ID: 14806
Title: Users created with the REST API can be edited
Component: REST API
Level: 1
Class: Bug fix
Version: 2.2.0i1
Previously if a user was created via the REST-API it could not be edited in the GUI. This has been fixed now.
ID: 14494
Title: Dashboard element "Service statistics": Fix "Service" filters
Component: Multisite
Level: 1
Class: Bug fix
Version: 2.2.0i1
For the dashboard element "Service statistics", "Service" context filters could not be applied from version 2.1.0 on.
This is fixed: When editing the dashboard element "Service statistics", under "Context / Search Filters" both "Host" and "Service" filters can be chosen again.
ID: 14881
Title: Add missing service state conditions for alert handler
Component: Setup
Level: 1
Class: Bug fix
Version: 2.2.0i1
It's now possible to use "WARN" - "WARN", "CRIT" - "CRIT" and "UNKNOWN" -
"UNKNOWN" in the alert handler rule option "Match service event type".
Alert handler rely on the last soft state, so this states are needed, e.g. if
you would like to create a rule that should match a WARN state on the second
check attempt.
ID: 14509
Title: add authentication to REST API documentation
Component: REST API
Level: 1
Class: Security fix
Version: 2.2.0i1
It was previously not required to be authenticated to access the site's REST API documentation.
Because custom user tags and comments may appear in the automatically generated documentation,
this would represent an "information leak". Therefore, from this Werk onwards, the site's
REST API documentation is only allowed to be accessed by logged in users.

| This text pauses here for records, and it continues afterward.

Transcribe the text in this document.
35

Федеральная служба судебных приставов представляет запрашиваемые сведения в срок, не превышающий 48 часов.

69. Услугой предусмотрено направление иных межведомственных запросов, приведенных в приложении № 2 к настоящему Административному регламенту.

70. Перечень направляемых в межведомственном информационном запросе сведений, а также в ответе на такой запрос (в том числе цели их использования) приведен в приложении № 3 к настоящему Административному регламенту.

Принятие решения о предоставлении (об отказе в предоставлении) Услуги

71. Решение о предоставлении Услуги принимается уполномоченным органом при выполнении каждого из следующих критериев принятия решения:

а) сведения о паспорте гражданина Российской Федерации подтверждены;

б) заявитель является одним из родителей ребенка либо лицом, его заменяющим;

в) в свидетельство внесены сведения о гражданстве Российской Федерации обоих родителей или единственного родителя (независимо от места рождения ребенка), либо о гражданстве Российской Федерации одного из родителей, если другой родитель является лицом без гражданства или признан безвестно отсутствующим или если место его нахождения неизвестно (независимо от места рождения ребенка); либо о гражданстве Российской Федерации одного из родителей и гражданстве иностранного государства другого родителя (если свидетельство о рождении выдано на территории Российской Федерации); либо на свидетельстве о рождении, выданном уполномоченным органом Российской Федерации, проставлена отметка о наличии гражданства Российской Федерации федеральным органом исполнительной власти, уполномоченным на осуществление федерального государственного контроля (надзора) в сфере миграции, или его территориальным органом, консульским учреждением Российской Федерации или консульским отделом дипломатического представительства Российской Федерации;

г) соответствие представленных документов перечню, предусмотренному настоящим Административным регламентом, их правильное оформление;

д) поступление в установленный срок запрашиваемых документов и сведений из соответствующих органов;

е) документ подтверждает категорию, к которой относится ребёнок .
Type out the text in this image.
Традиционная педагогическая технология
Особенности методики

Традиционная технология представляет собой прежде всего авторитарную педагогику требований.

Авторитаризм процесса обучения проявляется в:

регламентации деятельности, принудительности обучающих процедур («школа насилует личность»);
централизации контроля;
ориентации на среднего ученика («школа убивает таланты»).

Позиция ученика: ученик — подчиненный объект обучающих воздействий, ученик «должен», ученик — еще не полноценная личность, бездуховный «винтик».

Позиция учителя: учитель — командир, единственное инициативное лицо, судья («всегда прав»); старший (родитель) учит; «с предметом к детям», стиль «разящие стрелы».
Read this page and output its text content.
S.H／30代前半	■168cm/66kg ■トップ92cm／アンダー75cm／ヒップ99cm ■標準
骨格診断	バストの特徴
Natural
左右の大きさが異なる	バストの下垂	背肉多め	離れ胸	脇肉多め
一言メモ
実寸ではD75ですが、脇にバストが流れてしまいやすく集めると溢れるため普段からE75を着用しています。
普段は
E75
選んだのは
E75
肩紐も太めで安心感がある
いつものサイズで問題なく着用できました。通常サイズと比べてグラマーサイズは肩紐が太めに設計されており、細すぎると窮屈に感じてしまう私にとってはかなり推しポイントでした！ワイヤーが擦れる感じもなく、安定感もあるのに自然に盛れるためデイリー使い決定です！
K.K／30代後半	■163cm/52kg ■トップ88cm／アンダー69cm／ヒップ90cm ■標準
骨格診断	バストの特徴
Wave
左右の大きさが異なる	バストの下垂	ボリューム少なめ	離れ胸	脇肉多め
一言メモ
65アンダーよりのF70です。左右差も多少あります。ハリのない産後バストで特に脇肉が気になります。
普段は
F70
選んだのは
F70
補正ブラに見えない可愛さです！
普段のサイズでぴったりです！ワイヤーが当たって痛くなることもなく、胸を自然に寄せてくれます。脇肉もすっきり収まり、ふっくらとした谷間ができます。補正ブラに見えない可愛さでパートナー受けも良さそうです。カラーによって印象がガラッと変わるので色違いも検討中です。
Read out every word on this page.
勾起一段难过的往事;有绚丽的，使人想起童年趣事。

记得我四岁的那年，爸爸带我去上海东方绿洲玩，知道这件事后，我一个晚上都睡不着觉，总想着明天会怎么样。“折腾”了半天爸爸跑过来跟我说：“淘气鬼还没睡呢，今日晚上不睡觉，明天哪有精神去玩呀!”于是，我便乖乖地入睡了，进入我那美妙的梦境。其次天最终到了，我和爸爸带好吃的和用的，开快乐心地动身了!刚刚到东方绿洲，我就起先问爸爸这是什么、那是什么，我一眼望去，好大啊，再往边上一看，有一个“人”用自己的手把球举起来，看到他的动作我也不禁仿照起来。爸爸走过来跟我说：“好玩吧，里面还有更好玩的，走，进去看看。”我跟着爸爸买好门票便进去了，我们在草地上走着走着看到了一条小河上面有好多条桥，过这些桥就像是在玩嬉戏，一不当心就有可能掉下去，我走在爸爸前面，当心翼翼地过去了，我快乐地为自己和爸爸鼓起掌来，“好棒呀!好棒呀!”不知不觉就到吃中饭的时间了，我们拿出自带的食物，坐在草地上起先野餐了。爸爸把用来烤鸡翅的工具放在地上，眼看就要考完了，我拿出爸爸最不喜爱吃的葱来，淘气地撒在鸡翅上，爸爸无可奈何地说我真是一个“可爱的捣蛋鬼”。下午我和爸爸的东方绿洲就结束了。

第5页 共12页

Vulnerability Management: We have rated the issue with a CVSS Score of 5.3 (Medium) with the following CVSS vector: CVSS:3.1/AV:N/AC:L/PR:N/UI:N/S:U/C:L/I:N/A:N. A CVE has been requested
ID: 14869
Title: Fix regression in mk_logwatch plugin in Windows
Component: Checks & agents
Level: 2
Class: Bug fix
Version: 2.2.0i1
Until now mk_logwatch plugin could not create a directory for batch
files because the directory name as a rule contained a colon and the
colon is a forbidden symbol in NTFS. Due to this bug the logwatch
monitoring was impossible.
With this version mk_logwatch plugin replaces the colon in directory
name with an underscore thus fixing the regression.
SUP-11644
ID: 14387
Title: Render all Custom URL Dashlets in iframes
Component: Setup
Level: 1
Class: New feature
Version: 2.2.0i1
This werk removes the option to configure Custom URL Dashlets that are not rendered within an iframe.
Such non-iframe dashlets could not be rendered successfully due to broken update logic.
All Custom URL Dashlets are now rendered in iframes, as was the default behavior previously.
ID: 14756
Title: Fix validation of contact groups on deletion
Component: Setup
Level: 1
Class: Bug fix
Version: 2.2.0i1
The validation for used contact groups in event console rules was missing on
contact group deletion.
You will now be warned if a contact group is used in such a rule.